The Undergrad Archive
What parts of ourselves have gone missing, what has yet to be fully expressed, and what parts of ourselves did we forget even existed?
Underneath it all,
where am I?
3 sips of black coffee and,
4 capsules of vitamin D,
curling into my stomach acid.
Yet to call the doctor,
yet to put away the laundry,
yet to “get a move on,”
as my father would say.
Bathing with 2 cups of Epsom salts,
listening to water against porcelain,
and the voice of Ram Dass.
I dunk my head under,
hair swirling intotentacles,
She hibernates in the back of my mind,
cuddly and curled in warm blanket.
she rests so soft and sweet,
I dare not wake her.
I blow bubbles,
come up for air,
this body turns 23 tomorrow.Over the weekend, I found myself going through old creative writing class notebooks from my Undergrad at the University of Toronto.

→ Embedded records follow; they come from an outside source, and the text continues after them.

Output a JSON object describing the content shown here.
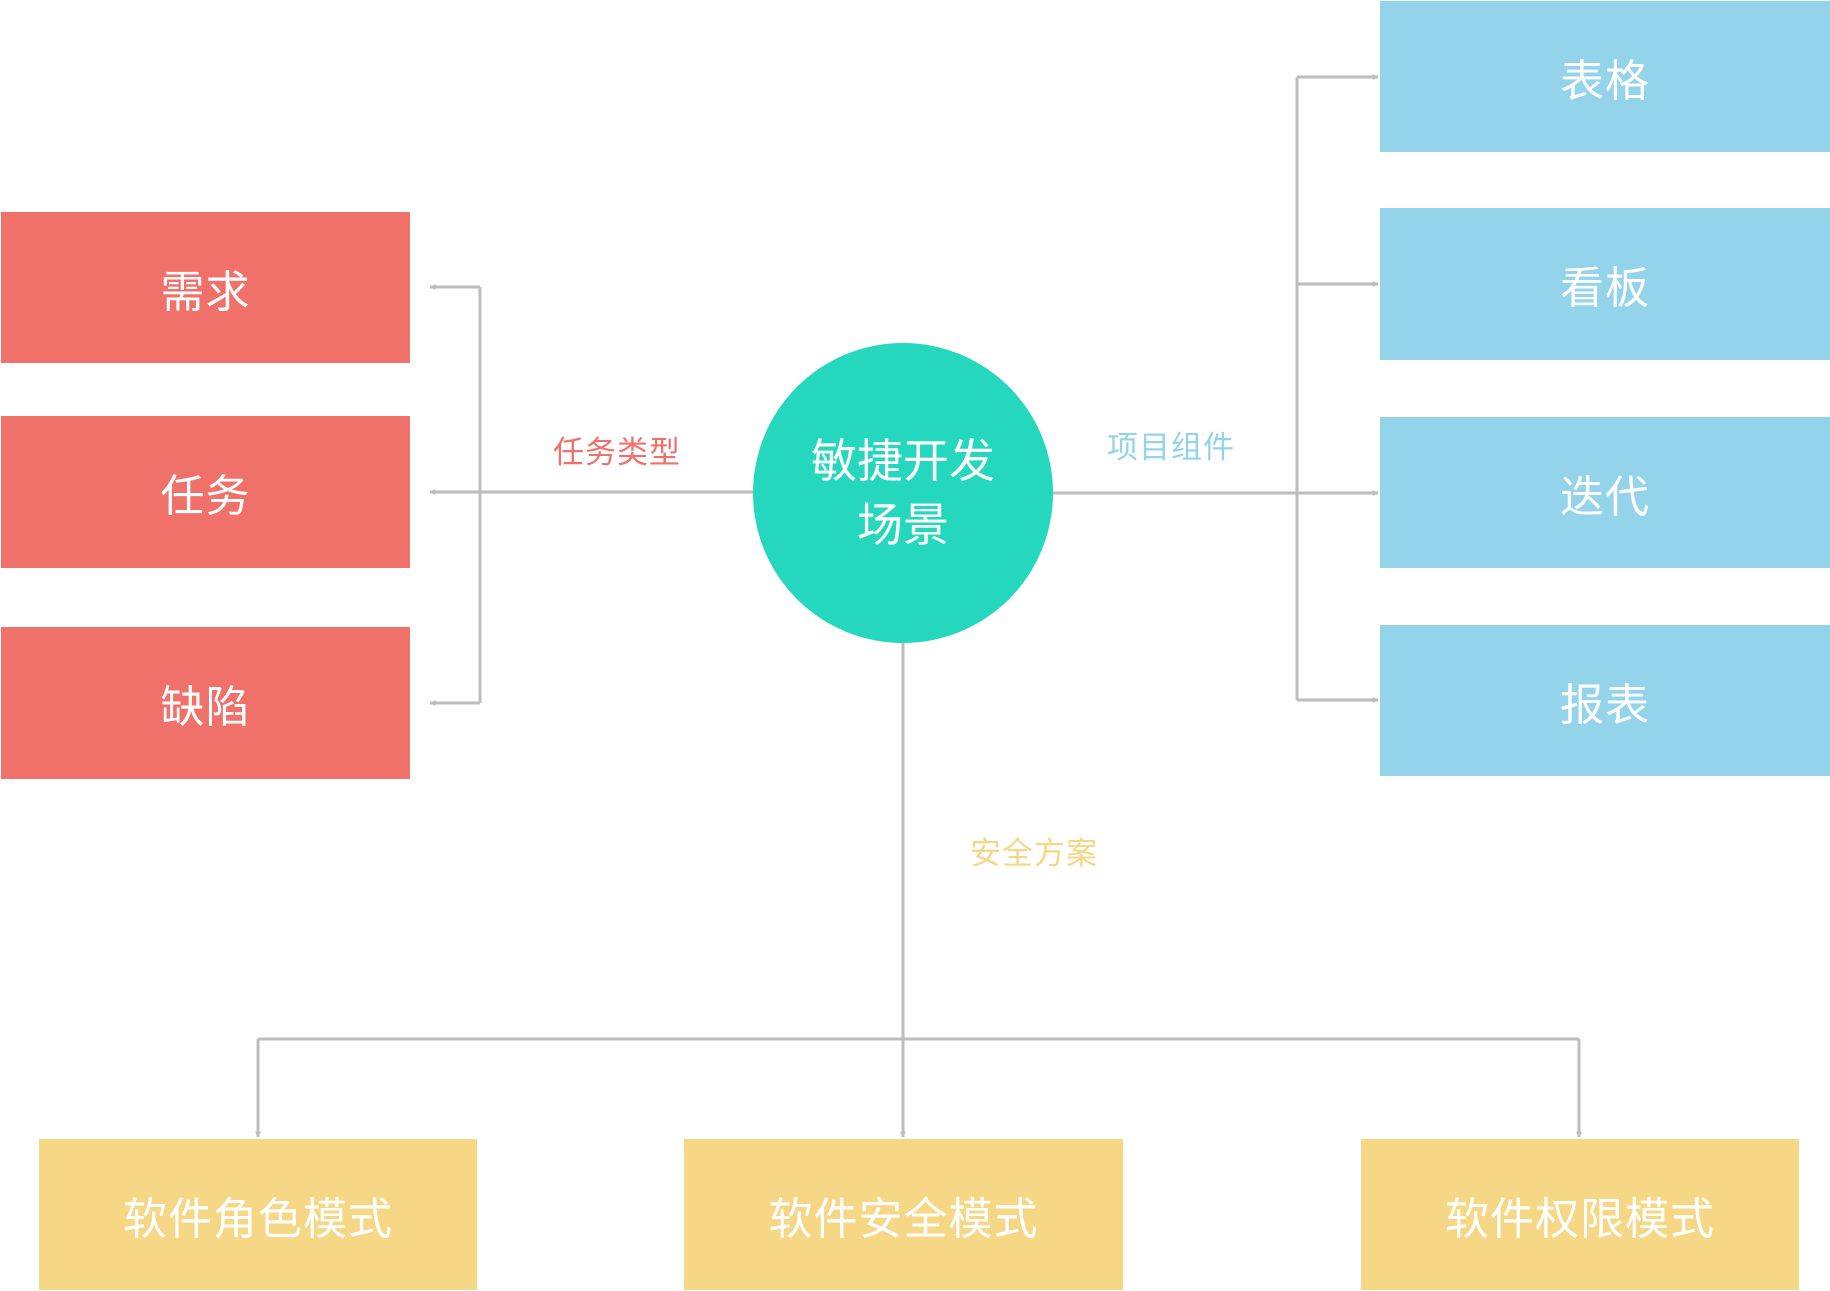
{
  "diagram": {
    "hub": {
      "line1": "敏捷开发",
      "line2": "场景",
      "color": "#24D7BD"
    },
    "connector_color": "#BDBDBD",
    "branches": {
      "task_types": {
        "label": "任务类型",
        "color": "#F0706A",
        "items": [
          "需求",
          "任务",
          "缺陷"
        ]
      },
      "project_components": {
        "label": "项目组件",
        "color": "#94D4EB",
        "items": [
          "表格",
          "看板",
          "迭代",
          "报表"
        ]
      },
      "security_schemes": {
        "label": "安全方案",
        "color": "#F6D785",
        "items": [
          "软件角色模式",
          "软件安全模式",
          "软件权限模式"
        ]
      }
    }
  }
}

What a treasure trove of bad writing, but also pieces that would’ve been otherwise lost to time if I hadn’t gone through these notebooks. Each time I go back to my old writing I find myself remembering why it is that I write. This piece specifically is such a time capsule for a distinct time in my life. I felt so lost and deeply detached from everything. But yet, I was not detached from my words.

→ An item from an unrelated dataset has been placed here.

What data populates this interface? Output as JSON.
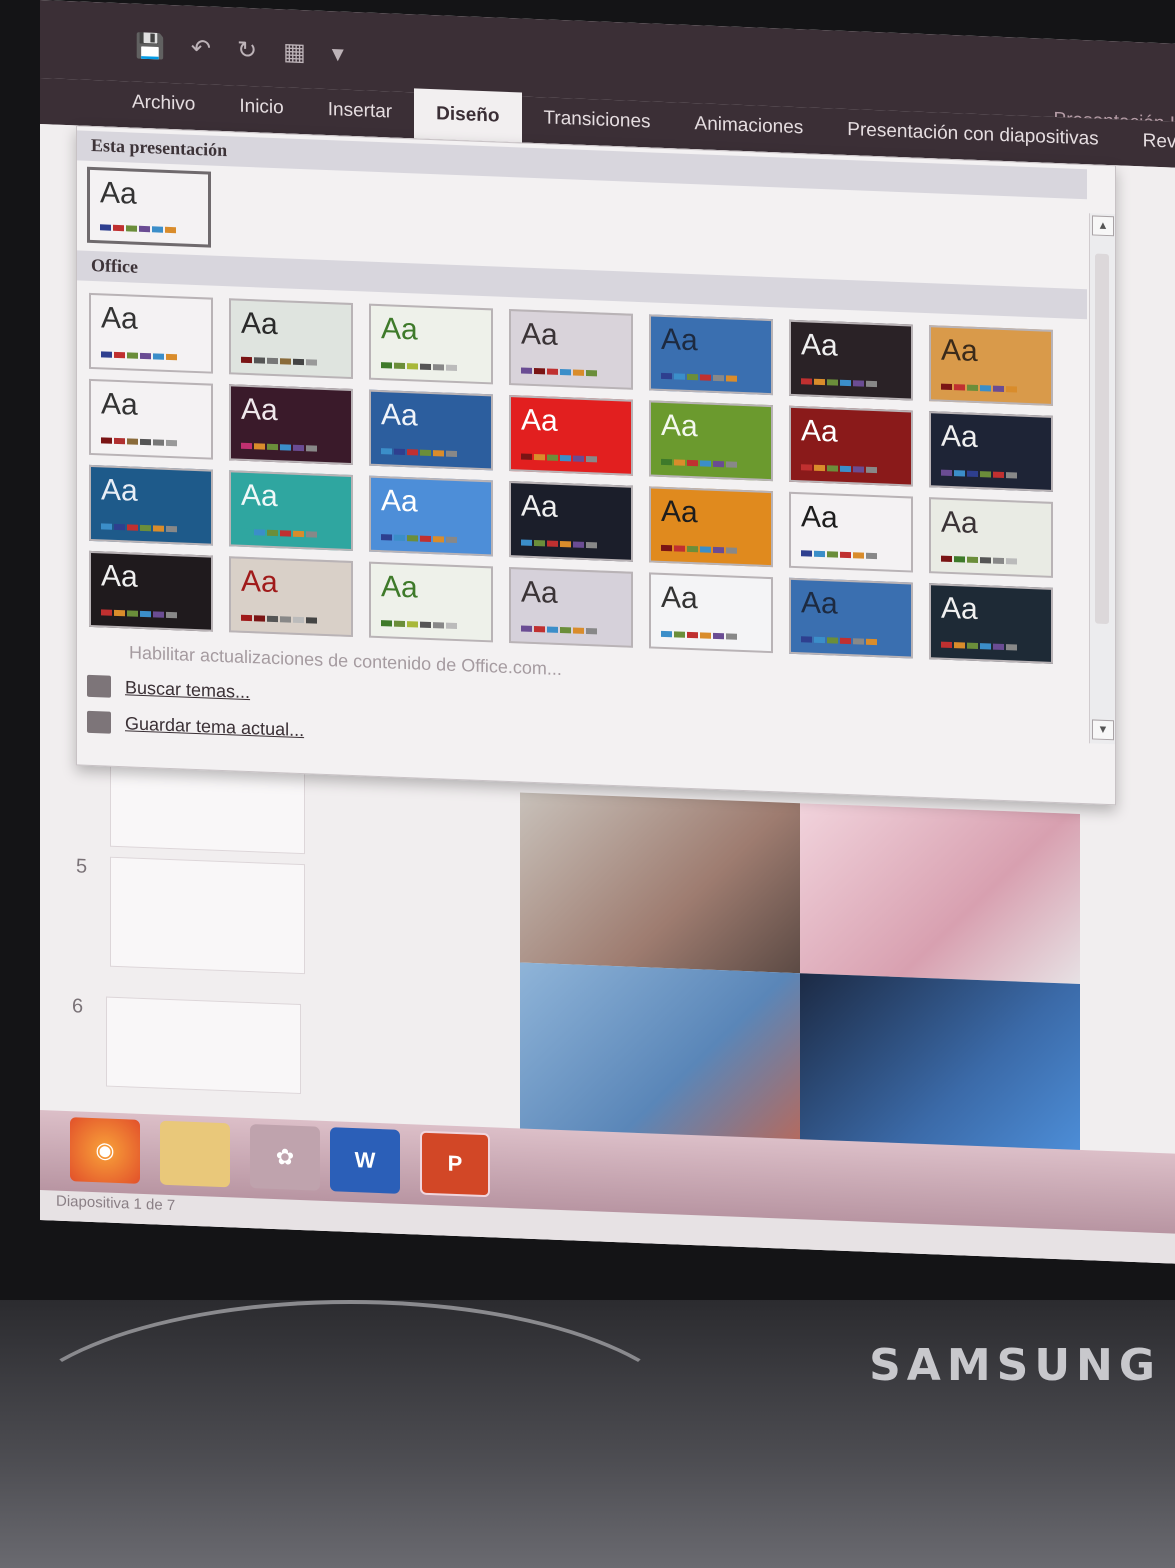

This poem is just the first of an archive I want to continue to explore and expand from. Editing peices becomes so much easier when they are years old, and when I don’t feel the pressure of my teacher and peers. I am seeing everything from a new vantage point, a point from where I have read more and lived more. I did my best to preserve the integrity of the original piece, but made a few tweaks to the rhythm and wording that can only be made with distance and time.
I encourage anyone and everyone to go through their old writing, see what parts of themselves have gone missing, what has yet to be fully expressed, and what parts of ourselves did we forget even existed?